No, this isn’t one of those typical college creations, where a jerry-rigged vehicle will be used to transport him to class or bring him beer. This is an actual car — one he hopes will be able to drive on the New Jersey Turnpike.
It’s why the Brick Township native loves attending the school.
And yet so far away.
You can say the students who are part of the Princeton Autonomous Vehicle Engineering team are in a race with technology giants Tesla, Google and Apple.
But professor Alain Kornhauser, who has been leading the group for a decade, admits the truth: Princeton’s efforts will not reach the finish line anytime soon.
In fact, Kornhauser said, unless the group can get more public funding, it may never be more than just a college club.
And Kornhauser can’t figure out why.
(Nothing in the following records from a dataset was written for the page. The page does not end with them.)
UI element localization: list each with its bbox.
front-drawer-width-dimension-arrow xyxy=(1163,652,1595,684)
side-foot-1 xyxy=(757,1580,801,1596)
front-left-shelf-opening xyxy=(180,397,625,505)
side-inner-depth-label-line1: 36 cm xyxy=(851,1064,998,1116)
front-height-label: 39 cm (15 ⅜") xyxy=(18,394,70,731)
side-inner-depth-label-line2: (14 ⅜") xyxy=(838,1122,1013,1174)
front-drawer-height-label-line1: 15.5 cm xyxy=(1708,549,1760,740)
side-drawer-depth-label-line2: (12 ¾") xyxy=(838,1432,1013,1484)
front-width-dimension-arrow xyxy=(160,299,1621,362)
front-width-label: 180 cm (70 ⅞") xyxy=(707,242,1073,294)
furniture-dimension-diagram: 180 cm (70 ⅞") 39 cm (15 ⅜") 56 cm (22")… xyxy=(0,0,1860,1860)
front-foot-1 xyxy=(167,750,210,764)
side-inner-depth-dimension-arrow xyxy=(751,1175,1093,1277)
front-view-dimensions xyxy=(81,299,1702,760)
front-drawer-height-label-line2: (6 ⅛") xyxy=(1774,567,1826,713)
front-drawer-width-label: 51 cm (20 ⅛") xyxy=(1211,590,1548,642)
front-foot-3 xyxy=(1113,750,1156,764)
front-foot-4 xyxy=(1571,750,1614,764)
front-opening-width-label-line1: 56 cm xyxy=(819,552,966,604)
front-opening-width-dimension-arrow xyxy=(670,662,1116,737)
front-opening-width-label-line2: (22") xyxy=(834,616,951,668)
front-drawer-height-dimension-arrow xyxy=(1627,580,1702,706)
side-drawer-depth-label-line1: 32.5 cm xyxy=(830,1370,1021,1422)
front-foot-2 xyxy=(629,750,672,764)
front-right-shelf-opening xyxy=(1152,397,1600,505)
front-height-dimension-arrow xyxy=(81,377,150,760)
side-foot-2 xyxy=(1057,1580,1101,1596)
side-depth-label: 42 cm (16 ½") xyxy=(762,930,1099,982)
He’s working with some of the best and brightest students in the land on a project that has the potential to bring a new industry (and all the jobs that go with it) to the state.
“I don’t want to say it’s struggling to get off the ground, but it is working to get off the ground,” he said. “If we would’ve had a little better public-sector support, it would’ve been launched three years ago, but it seems as if the public sector isn’t thrilled about doing this, which is really a shame.”
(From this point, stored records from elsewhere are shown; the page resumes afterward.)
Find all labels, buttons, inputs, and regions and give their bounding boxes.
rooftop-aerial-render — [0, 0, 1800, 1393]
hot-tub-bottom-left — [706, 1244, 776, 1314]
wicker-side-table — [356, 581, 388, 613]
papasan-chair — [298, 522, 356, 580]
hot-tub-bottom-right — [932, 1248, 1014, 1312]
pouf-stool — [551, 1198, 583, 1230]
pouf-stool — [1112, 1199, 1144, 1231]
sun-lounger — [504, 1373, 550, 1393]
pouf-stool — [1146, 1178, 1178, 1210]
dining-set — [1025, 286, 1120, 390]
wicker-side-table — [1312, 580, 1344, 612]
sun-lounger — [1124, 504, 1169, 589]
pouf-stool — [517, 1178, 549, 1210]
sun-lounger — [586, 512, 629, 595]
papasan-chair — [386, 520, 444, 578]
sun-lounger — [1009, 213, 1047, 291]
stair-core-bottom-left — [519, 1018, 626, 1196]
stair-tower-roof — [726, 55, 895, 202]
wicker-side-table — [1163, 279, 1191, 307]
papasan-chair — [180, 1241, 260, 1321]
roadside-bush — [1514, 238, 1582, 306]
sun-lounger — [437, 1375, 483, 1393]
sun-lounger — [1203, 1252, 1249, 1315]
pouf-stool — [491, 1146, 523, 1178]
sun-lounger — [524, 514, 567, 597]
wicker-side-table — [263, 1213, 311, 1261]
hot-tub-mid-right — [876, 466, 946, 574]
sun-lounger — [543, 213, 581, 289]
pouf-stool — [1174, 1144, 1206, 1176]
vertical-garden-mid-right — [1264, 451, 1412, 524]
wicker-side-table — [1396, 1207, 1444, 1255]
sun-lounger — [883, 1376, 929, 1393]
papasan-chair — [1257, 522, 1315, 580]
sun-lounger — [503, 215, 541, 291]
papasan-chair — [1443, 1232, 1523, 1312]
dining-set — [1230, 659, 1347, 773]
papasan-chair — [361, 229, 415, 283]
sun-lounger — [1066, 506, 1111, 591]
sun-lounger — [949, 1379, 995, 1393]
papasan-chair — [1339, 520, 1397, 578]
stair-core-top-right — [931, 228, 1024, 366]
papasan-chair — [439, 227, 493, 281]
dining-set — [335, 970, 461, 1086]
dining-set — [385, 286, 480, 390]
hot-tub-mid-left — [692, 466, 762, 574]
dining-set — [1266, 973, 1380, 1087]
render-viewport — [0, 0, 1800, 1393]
Kornhauser has been reaching out to companies for years — back when his group had other goals.
“PAVE has its origins with the Defense Advanced Research Projects Agency challenges from 10 years ago, which were to create a vehicle that could drive by itself and began autonomous driving activities,” he said. “It’s also a part of a bigger activity that we’ve been trying to get off the ground, which is called CARTS, or the Center for Automated Road Transportation Safety.